But this was the rock bottom point he needed to turn his life around. He remembers lying in a hospital bed thinking that six months earlier he’d been married, in charge of a company and that everything had been great.

“And now I haven’t got any of it. And I’m essentially a drug addict and an alcoholic, and a terrible father and my company is collapsing. And yeah, so the company ended up folding, but then everything kind of just started getting better.”

“I cleaned up my act instantly”

Reluctant to take medication, he asked his doctors for alternatives and they suggested running, meditation and yoga. So he got addicted to that instead and became a vegan for good measure.

“I pretty much ran every day for a year, lost loads of weight, I was in great shape, running up 40 miles a week,” he says. “Now I don’t get anxiety, I mean, very occasionally, maybe like, once every six months, something happens but very minor.”

His mother got very sick from cancer, and he volunteered at her hospital. It was while buying her some cannabis as medication on Silk Road that he rediscovered Bitcoin.

“I was about ready for what I was going to do next in life. And then Bitcoin happened, it was just a weird chain of events.”
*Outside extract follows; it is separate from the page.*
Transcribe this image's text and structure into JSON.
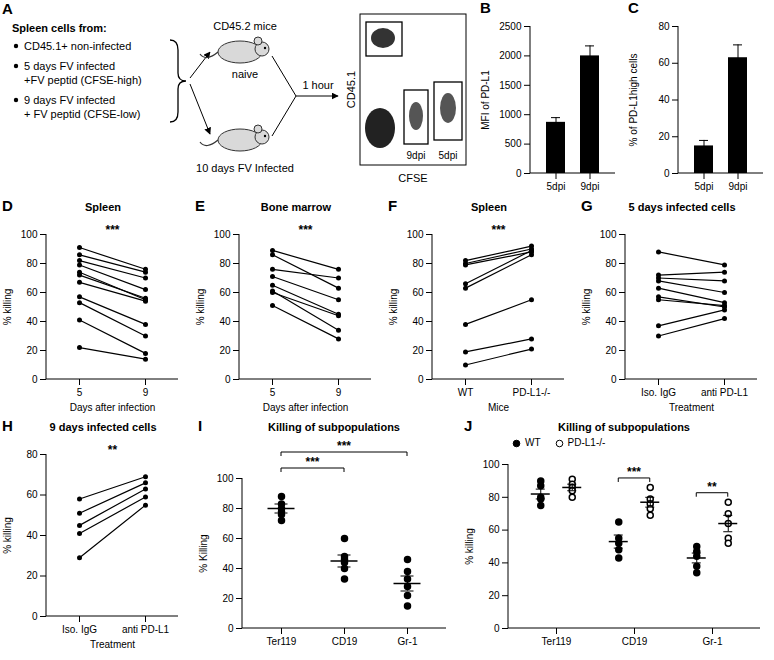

That was December 2016 and he ploughed 23,000 pounds into Bitcoin and crypto over the course of the following year which grew into $1.2M during the all time high and all of a sudden his fantasies about buying the Bedford Town football league and turning around their fortunes seemed eminently possible.

He admits his conversion to Bitcoin came about simply because he was making bank. “I was making lots of money. That was really it. It’s only when I started to do the podcast that I started going beyond the money side, and got very excited about what it meant.”  

The Ice Man commeth

Of course, everything came crashing down in Crypto Winter and he ended up committing Maxi-blasphemy by selling most of his Bitcoin for the sake of his business. Unsurprisingly, he doesn’t want to talk about any of this, having been mercilessly trolled for an article he wrote about it in The Guardian

For that matter, he also doesn’t want to discuss Satoshi claimant Craig Wright suing him for defamation, for fear of giving Wright’s lawyers more ammunition. “I’m purposefully suffocating them,” he says. “I’m fine. It’s just another thing on my to do list every day that I have to think about.”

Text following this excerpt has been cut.